Brasil e Estados Unidos chegaram ontem (17/06) a um acordo para evitar a escalada do conflito comercial provocado pelos subsídios ilegais americanos aos produtores locais de algodão. O Brasil concordou em suspender, pelo menos até 2012, as medidas retaliatórias, como aumento de tarifas de importação, contra 103 tipos de produtos americanos, autorizadas pela Organização Mundial de Comércio (OMC). A retaliação, uma resposta aos subsídios desleais ao algodão dos EUA, tinha início previsto para segunda-feira.
A data de 2012 foi escolhida porque nesse ano o Congresso americano fará a revisão da lei agrícola. O Executivo dos EUA comprometeu-se a, até lá, negociar com os parlamentares um novo formato para a lei, que ajuste os mecanismos de apoio ao produtor às regras de comércio internacionais. Os EUA aceitaram, enquanto isso, mudanças limitadas nos seus programas de subsídio e de crédito à exportação para produtores de algodão. Concordaram, também, em compensar os prejuízos do Brasil, financiando com US$ 147 milhões anuais, um fundo de apoio aos produtores de algodão no Brasil.
“Estamos convencidos de que não é o melhor acordo, mas é o possível”, comentou o secretário-executivo da Câmara de Comércio Exterior (Camex), Helder Chaves. “A retaliação, no nosso ponto de vista, sempre foi uma maneira de forçar os americanos a tomar as medidas necessárias”, disse um dos principais negociadores brasileiros, o embaixador do Brasil na OMC, Roberto Azevedo. Ele informou que os representantes do setor privado consultados pelo governo viam com preocupação o lançamento de sanções contra os EUA no caso do algodão.
“O que sempre defendemos foi a pressão”, endossou o presidente da Associação Brasileira dos Produtores de Algodão (Abrapa), Haroldo Cunha. “Acredito que haverá mudanças (nos subsídios americanos) ainda que não na dimensão que gostaríamos”, previu.
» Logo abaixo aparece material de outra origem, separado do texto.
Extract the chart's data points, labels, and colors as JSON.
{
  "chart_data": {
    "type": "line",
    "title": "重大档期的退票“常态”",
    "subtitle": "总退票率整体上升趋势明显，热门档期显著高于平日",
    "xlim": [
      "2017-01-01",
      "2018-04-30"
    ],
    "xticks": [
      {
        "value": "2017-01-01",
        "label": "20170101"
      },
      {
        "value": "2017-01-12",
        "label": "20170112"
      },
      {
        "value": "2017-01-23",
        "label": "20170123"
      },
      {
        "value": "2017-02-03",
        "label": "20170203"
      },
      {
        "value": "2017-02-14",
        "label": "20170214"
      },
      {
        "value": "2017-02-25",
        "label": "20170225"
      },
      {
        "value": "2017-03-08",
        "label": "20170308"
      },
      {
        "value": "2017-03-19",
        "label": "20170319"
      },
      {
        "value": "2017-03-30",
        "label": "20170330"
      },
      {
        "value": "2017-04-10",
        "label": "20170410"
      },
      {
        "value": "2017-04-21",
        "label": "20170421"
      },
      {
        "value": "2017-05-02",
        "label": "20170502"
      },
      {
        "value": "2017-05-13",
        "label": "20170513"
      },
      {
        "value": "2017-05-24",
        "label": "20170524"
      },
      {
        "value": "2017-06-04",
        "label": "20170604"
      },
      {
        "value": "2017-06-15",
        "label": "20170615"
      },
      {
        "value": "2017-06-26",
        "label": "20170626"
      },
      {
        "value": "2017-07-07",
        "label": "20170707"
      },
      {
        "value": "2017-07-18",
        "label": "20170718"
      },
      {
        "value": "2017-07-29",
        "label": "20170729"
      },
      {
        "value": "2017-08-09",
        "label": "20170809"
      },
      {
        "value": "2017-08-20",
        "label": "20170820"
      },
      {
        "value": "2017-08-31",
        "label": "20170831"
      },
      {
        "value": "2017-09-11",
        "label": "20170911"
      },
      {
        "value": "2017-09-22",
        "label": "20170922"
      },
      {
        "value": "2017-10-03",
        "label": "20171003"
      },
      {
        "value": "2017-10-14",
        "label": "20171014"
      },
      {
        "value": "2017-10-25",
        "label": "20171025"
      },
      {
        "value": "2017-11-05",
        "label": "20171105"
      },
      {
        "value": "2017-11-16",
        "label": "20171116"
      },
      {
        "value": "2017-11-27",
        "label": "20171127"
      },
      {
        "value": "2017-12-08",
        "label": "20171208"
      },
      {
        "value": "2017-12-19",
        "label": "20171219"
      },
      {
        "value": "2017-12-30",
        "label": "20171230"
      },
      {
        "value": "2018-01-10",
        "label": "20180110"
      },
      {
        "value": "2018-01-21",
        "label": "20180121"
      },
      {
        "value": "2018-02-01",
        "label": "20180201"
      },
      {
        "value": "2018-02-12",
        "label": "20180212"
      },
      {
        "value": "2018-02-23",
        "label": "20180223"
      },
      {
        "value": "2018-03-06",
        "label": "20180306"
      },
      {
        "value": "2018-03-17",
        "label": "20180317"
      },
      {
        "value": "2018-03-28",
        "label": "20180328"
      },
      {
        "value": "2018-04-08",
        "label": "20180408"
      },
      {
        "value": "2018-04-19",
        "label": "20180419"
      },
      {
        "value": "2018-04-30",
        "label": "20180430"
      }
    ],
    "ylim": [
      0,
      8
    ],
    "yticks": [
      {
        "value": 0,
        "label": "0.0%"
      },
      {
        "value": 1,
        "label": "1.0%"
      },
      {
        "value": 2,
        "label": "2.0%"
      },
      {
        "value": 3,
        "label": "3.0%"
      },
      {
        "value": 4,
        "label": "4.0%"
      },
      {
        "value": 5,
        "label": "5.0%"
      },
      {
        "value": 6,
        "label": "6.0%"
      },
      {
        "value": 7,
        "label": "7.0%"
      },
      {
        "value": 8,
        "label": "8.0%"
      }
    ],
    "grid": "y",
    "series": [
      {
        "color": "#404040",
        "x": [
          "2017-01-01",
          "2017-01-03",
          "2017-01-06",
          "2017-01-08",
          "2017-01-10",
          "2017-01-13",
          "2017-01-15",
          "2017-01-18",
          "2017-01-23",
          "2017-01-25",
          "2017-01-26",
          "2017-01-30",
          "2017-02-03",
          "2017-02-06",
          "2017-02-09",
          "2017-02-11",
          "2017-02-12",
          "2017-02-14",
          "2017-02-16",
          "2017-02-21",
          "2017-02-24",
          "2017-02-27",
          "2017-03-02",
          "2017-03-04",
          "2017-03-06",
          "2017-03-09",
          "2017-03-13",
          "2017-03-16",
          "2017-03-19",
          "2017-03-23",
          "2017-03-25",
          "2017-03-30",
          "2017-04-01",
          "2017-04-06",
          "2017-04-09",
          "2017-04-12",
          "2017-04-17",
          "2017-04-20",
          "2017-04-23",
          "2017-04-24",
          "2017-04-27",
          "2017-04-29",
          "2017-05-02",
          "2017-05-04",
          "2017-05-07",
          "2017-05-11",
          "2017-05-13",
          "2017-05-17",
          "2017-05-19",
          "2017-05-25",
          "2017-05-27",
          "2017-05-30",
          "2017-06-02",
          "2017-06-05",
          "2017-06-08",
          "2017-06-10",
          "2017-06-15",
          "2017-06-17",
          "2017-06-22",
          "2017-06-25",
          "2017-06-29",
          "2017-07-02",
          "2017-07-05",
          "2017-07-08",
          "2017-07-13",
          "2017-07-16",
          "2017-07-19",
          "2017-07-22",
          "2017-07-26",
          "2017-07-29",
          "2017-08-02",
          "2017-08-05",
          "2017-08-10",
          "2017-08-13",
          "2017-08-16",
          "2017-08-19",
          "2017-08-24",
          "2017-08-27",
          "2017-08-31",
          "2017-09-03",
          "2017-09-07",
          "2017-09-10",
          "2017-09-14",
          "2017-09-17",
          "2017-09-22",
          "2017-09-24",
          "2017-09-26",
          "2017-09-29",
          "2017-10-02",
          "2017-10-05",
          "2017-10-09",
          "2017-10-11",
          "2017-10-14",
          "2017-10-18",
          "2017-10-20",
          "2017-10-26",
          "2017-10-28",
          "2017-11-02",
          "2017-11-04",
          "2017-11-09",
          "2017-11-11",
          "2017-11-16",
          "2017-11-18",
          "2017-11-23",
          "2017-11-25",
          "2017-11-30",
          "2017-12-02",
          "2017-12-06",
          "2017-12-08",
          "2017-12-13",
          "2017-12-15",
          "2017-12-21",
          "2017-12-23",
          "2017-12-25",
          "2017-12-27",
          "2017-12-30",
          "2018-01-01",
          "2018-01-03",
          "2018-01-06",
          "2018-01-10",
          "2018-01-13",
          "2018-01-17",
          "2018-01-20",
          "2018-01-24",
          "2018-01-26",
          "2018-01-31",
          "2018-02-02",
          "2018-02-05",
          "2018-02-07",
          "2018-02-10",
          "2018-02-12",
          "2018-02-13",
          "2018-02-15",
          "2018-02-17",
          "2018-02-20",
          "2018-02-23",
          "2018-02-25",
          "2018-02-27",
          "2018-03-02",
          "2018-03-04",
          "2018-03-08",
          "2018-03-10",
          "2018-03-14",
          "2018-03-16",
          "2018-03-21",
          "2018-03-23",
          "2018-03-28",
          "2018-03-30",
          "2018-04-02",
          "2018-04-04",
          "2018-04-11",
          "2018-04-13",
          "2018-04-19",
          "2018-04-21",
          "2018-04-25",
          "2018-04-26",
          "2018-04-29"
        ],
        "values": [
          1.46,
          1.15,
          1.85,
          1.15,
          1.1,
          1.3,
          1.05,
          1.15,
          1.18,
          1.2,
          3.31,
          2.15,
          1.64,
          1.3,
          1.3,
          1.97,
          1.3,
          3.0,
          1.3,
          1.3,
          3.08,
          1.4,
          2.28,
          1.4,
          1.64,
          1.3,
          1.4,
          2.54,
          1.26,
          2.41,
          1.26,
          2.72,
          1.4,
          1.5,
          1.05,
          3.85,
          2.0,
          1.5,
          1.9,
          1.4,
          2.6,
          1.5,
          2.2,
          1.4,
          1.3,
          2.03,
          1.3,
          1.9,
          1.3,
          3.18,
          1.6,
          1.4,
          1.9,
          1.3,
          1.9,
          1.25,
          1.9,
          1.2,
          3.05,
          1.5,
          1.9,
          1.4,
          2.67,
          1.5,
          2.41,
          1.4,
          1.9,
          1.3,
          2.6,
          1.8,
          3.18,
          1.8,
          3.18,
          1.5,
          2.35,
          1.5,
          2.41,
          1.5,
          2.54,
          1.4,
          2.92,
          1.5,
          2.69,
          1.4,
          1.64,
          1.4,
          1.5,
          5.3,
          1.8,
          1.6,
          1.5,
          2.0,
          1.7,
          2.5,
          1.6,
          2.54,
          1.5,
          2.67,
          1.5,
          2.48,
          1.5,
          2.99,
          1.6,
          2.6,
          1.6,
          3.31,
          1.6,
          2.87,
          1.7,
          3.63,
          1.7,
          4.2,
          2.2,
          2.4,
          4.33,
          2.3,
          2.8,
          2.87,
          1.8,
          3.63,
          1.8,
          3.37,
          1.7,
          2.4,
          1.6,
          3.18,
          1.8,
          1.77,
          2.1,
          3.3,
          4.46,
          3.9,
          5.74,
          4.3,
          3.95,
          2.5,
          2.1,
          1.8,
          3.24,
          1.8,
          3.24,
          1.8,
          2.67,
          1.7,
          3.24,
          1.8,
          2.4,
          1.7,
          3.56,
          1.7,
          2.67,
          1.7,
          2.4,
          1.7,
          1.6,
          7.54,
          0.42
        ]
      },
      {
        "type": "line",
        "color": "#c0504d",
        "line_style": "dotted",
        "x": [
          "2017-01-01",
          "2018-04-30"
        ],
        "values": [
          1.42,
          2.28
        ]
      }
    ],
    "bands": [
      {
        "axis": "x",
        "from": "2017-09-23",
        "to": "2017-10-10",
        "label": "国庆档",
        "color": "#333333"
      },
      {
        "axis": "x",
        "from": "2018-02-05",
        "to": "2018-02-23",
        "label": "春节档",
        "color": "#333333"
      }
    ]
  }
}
A decisão de financiar com recursos orçamentários americanos um fundo de compensação aos produtores brasileiros já provoca lobby de grupos de contribuintes pela mudança da lei agrícola, acrescentou.
O fundo para produtores de algodão terá recursos depositados em uma agência do Banco do Brasil nos EUA e deve começar a operar na segunda-feira, previu o diretor do Departamento Econômico do Itamaraty, Carlos Márcio Cozendey. O governo dos EUA se comprometeu ainda a limitar os subsídios ao algodão a níveis inferiores aos aplicados entre 1999 a 2005 e manter consultas trimestrais com o Brasil para discutir como esses limites serão aplicados na futura lei agrícola.
Os EUA decidiram, também, mudar o sistema de crédito à exportação para os cotonicultores, reduzindo gradativamente o prazo de pagamento (médio) dos atuais 22 meses para 16 meses – ainda bem acima, porém, do prazo de seis meses negociado como referência na chamada Rodada Doha de liberalização comercial, na OMC. Sempre que o valor das garantias ultrapassar certos níveis (US$ 1,3 bilhão e US$ 1,5 bilhão) os prêmios de risco cobrados dos americanos beneficiados subirão (11% e 15%, respectivamente).
O governo não abre mão de rever o acordo e aplicar medidas retaliatórias a qualquer momento, alertou Azevedo. “O acordo nos permite continuar a trabalhar para o fim da disputa do algodão”, saudou o Representante Comercial dos EUA, Ron Kirk. “Ele melhora a habilidade dos EUA e do Brasil em aproveitar nossa dinâmica relação comercial.” O secretário de Agricultura, Tom Vilsack, disse que o acordo permitirá aos EUA evitar sanções e manter seus programas agrícolas enquanto faz ajustes e adapta a futura lei agrícola.
A solução foi criticada, porém, por um dos principais especialistas no assunto, Pedro Camargo Neto, um dos mentores do processo contra os EUA na OMC. Para ele, o governo perdeu a oportunidade, em abril, de arrancar mais concessões dos EUA e não conseguiu o principal objetivo de reduzir significativamente os subsídios agrícolas ao algodão. A associação do setor concordou porque terá o dinheiro do fundo concedido pelos americanos, disse o economista.